Slovak folklore ensembles are also regular guests - they are invited to help their Czech colleagues find greater inspiration after seeing and hearing native Slovaks "in action."
But why does the festival bear the name of Janosik and what accompanying events it will feature - was my next question for Dr. Fabisik.
The festival is called Janosik's Ducat and I always compile its programme to feature as much of Janosik as possible. I've been carrying a Janosik ducat - an old coin - in my purse for several years now, I got it somewhere to bring me good luck, so that's where the name of the festival comes from. This year, it will feature five ensembles called Janosik. That is something that even the Slovaks themselves have never tried. Another venture will be a meeting of men whose surname is Janosik. Five of them will come from the Czech Republic and five from Slovakia, and they will compete in various disciplines, including mowing grass and cutting wood.
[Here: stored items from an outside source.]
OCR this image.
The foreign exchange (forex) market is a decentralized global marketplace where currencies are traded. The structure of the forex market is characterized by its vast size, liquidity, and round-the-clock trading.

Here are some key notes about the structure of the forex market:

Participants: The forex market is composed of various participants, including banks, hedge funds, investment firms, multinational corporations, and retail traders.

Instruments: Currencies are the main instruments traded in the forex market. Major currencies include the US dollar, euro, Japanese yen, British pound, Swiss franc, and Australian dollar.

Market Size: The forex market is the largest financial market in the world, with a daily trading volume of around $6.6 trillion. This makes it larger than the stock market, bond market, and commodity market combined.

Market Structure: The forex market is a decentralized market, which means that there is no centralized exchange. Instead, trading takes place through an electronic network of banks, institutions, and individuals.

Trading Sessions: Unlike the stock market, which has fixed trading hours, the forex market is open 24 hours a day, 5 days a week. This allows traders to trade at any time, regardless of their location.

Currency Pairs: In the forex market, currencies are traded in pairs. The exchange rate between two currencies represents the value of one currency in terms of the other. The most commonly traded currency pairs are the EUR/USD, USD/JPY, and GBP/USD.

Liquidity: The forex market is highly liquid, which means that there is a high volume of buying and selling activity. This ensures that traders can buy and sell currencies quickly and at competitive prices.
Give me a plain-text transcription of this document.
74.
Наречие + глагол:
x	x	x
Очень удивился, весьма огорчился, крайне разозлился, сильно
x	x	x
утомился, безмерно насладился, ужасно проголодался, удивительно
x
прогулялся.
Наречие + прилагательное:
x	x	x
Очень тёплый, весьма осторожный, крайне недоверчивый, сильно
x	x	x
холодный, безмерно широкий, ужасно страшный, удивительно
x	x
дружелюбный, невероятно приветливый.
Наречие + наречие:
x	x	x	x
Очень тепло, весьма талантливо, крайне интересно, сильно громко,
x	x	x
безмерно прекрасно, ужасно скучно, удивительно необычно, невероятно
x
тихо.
Part of the festival will be a championship in churning butter, and it will feature two-member women teams from five countries. Also included will be both serious and cheerful discussions about Juraj Janosik himself, whether he really was a hero in the first place.
If you feel like spending next weekend in Roznov, you can buy pretty souvenirs there as well, as there will be stands in the local open air museum, selling hand-made products by Czech and Slovak domestic craftsmen. Mr. Fabisik told me that products sold at the festival will only be first quality products, which one cannot buy elsewhere.